We forget that not so long ago, the very idea of gay marriage was unthinkably freakish. I think that the reason we have it anywhere at all is because the gay/lesbian rank and file wanted it and demanded it. Gay politicos were very reluctant to waste political capital on something that seemed so impossible when there were more urgent matters or more attainable goals out there like ending employment and housing discrimination and enacting hate crime laws. Gay intellectuals scoffed at the very idea of marriage. Why would any self-respecting Queer want to have anything to do with so patriarchal and proprietary an institution as marriage?

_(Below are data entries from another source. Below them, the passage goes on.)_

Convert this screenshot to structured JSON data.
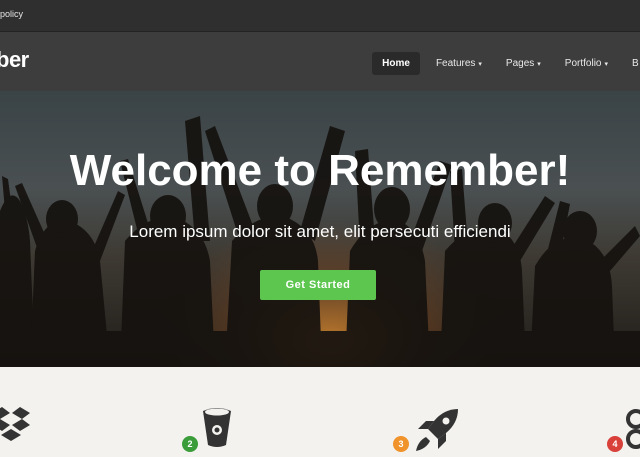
{
  "topbar": {
    "policy_text": "policy"
  },
  "navbar": {
    "logo_text": "ber",
    "items": [
      {
        "label": "Home",
        "active": true
      },
      {
        "label": "Features",
        "dropdown": true
      },
      {
        "label": "Pages",
        "dropdown": true
      },
      {
        "label": "Portfolio",
        "dropdown": true
      },
      {
        "label": "B"
      }
    ]
  },
  "hero": {
    "title": "Welcome to Remember!",
    "subtitle": "Lorem ipsum dolor sit amet, elit persecuti efficiendi",
    "cta_label": "Get Started"
  },
  "features": {
    "badges": [
      {
        "number": "2",
        "color": "#3a9d3a"
      },
      {
        "number": "3",
        "color": "#f0932b"
      },
      {
        "number": "4",
        "color": "#d9403a"
      }
    ],
    "icons": [
      "dropbox-icon",
      "bitbucket-icon",
      "rocket-icon",
      "link-icon"
    ]
  },
  "colors": {
    "accent": "#5cc64f",
    "nav_bg": "#3d3d3d",
    "topbar_bg": "#2f2f2f"
  }
}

And yet, people really wanted it, and in big numbers. As I remember, everyone was taken by surprise when crowds of couples turned out and lined up around the block when San Francisco briefly married gay/lesbian couples, and when Massachusetts began same sex marriage. I notice that the people who pushed hardest for marriage were older couples who had been together for years, and even decades. In some ways, they had the most to lose if marriage initiatives failed. They had households with inheritance issues to think about, and medical issues to think about like access to loved ones, treatment decisions, and care-giving; things most younger people don't have to think about (at least not yet). A problem faced by a lot of same sex couples, young and old, is hostile families determined to screw the partner if something happens to one of the couple.
Pointless rutting is great when you are young (I certainly enjoyed it, even when I was not so young anymore), but like youth itself, it can't last forever, and most of us would like someplace to go home to when it's over. No one (not even Andrew Sullivan) wants the gay version of the Victorian Domestic Ideal with the regal Patriarch lording it over offspring minions together with the virtuously subservient "Angel of the Household" (who must paradoxically play the role of Tower of Strength when catastrophe strikes the family).
We are all trying to find better ways to live with each other and to make happiness together. We forget that people marrying because they love each other in large numbers is a very recent and very modern innovation going only as far back as the late 18th century. The historical record reveals that, far from being constant and unchanging, marriage is a very mutable institution. The institution changes as people adapt to and take advantage of changing circumstances and expectations of life. Many choose to be alone, but no one chooses to be lonely.
1 comment:
Your last statement says it all for me. The institution is a pain in way too many ways, but it is what we have and I wish it would be open to all who do want it. But if I'm honest, what I want is equality and the rights for all who are alive in America today - no stipulations!